REUTTER: Oh, absolutely. Absolutely. The other problem was not just that they were able to leapfrog a new technology. That’s true, although, surprisingly, China to this date uses open-hearth furnaces. It has an awful lot of very old technology. And a very cyclical industry, steel. When steel was booming, even ten years before the demise of Sparrows Point, this very old equipment could make money. And that’s what sort of was the rationale [incompr.] stayed on. What was going on with management and with unions and with this kind of inherited power they saw, and that they worked in a world that was really surrounded by massive machinery, was on its own peninsula, it was smoky and clouded all day long, they worked 24-hour shifts where they oftentimes didn’t see their families–there was a mentality. This is what I picked up and write about in my book and was the most striking thing from the literally hundreds of interviews I had over the ten years I worked on this book, because I got so fascinated with the culture. What fascinated me was the technology was all there, the money was there. Bethlehem had tons of money. What was lacking was the willpower, the ability of these strong men, who prided themselves on their strength, to see the future.

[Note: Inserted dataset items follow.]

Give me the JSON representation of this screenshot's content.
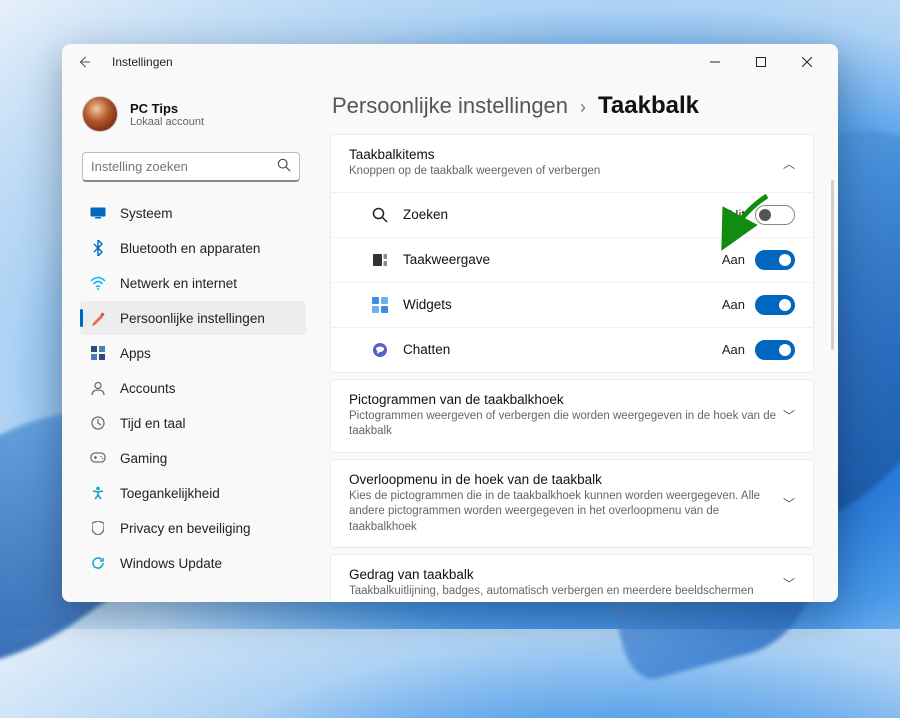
{
  "window": {
    "title": "Instellingen"
  },
  "profile": {
    "name": "PC Tips",
    "sub": "Lokaal account"
  },
  "search": {
    "placeholder": "Instelling zoeken"
  },
  "nav": {
    "items": [
      {
        "id": "system",
        "label": "Systeem",
        "color": "#0067c0"
      },
      {
        "id": "bluetooth",
        "label": "Bluetooth en apparaten",
        "color": "#0067c0"
      },
      {
        "id": "network",
        "label": "Netwerk en internet",
        "color": "#00b7ff"
      },
      {
        "id": "personalization",
        "label": "Persoonlijke instellingen",
        "color": "#e17155"
      },
      {
        "id": "apps",
        "label": "Apps",
        "color": "#2a4b7c"
      },
      {
        "id": "accounts",
        "label": "Accounts",
        "color": "#6e6e6e"
      },
      {
        "id": "time",
        "label": "Tijd en taal",
        "color": "#6e6e6e"
      },
      {
        "id": "gaming",
        "label": "Gaming",
        "color": "#6e6e6e"
      },
      {
        "id": "accessibility",
        "label": "Toegankelijkheid",
        "color": "#0ea5c6"
      },
      {
        "id": "privacy",
        "label": "Privacy en beveiliging",
        "color": "#6e6e6e"
      },
      {
        "id": "update",
        "label": "Windows Update",
        "color": "#0ea5c6"
      }
    ],
    "selected": 3
  },
  "breadcrumb": {
    "parent": "Persoonlijke instellingen",
    "current": "Taakbalk"
  },
  "sections": {
    "items": {
      "title": "Taakbalkitems",
      "sub": "Knoppen op de taakbalk weergeven of verbergen",
      "expanded": true,
      "rows": [
        {
          "id": "search",
          "label": "Zoeken",
          "state": "Uit",
          "on": false
        },
        {
          "id": "taskview",
          "label": "Taakweergave",
          "state": "Aan",
          "on": true
        },
        {
          "id": "widgets",
          "label": "Widgets",
          "state": "Aan",
          "on": true
        },
        {
          "id": "chat",
          "label": "Chatten",
          "state": "Aan",
          "on": true
        }
      ]
    },
    "corner_icons": {
      "title": "Pictogrammen van de taakbalkhoek",
      "sub": "Pictogrammen weergeven of verbergen die worden weergegeven in de hoek van de taakbalk"
    },
    "overflow": {
      "title": "Overloopmenu in de hoek van de taakbalk",
      "sub": "Kies de pictogrammen die in de taakbalkhoek kunnen worden weergegeven. Alle andere pictogrammen worden weergegeven in het overloopmenu van de taakbalkhoek"
    },
    "behavior": {
      "title": "Gedrag van taakbalk",
      "sub": "Taakbalkuitlijning, badges, automatisch verbergen en meerdere beeldschermen"
    }
  },
  "annotation": {
    "arrow_color": "#118c11"
  }
}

JAY: I mean, just they’d been monopolies for so long, they just felt there was never going to be a challenge.
REUTTER: When the final incarnation of Sparrows Point, this kind of ramshackle company called RG Steel, declared bankruptcy in 2012, thus ending on a very ignoble note the end of steelmaking 120 years at this Peninsula, around a month after that happened, the steelworkers held a meeting where a disastrous thing happened. Much to their surprise, no big steel company or small steel company stepped in in bankruptcy court in Delaware and said, I want Sparrows Point. Instead, two liquidators came in and grabbed the plant at a bargain basement price. There was a union meeting where the union went to tell the workers that everything was over, everything was gone. They were–again, the union was so uninvolved and outside of its own politics that no press or anyone could go into this. Well, there was no problem there. I slipped right in in my cap and everything. And so I listened to it all. And men were getting up and saying, well, why didn’t I get my vacation pay last week? They were still arguing over this and that. And it was over. What the union wasn’t explicitly telling them, what Baltimore Brew was then writing, was: you not only lost that, but the new company signed an agreement that all previous labor agreements were over and done with. They were gone. They weren’t going to get a pension, they weren’t going to get anything. And vacation pay was the least of their problems.
JAY: Thanks for joining us.
REUTTER: Well, thank you. I enjoyed it.
JAY: And thank you for joining us on The Real News Network.
Mark Reutter is an author and journalist. He is a senior writer at the Baltimore Brew and previously worked as a reporter at the Baltimore Sun. In addition, he is the author of Making Steel: Sparrows Point and the Rise and Ruin of American Industrial Might.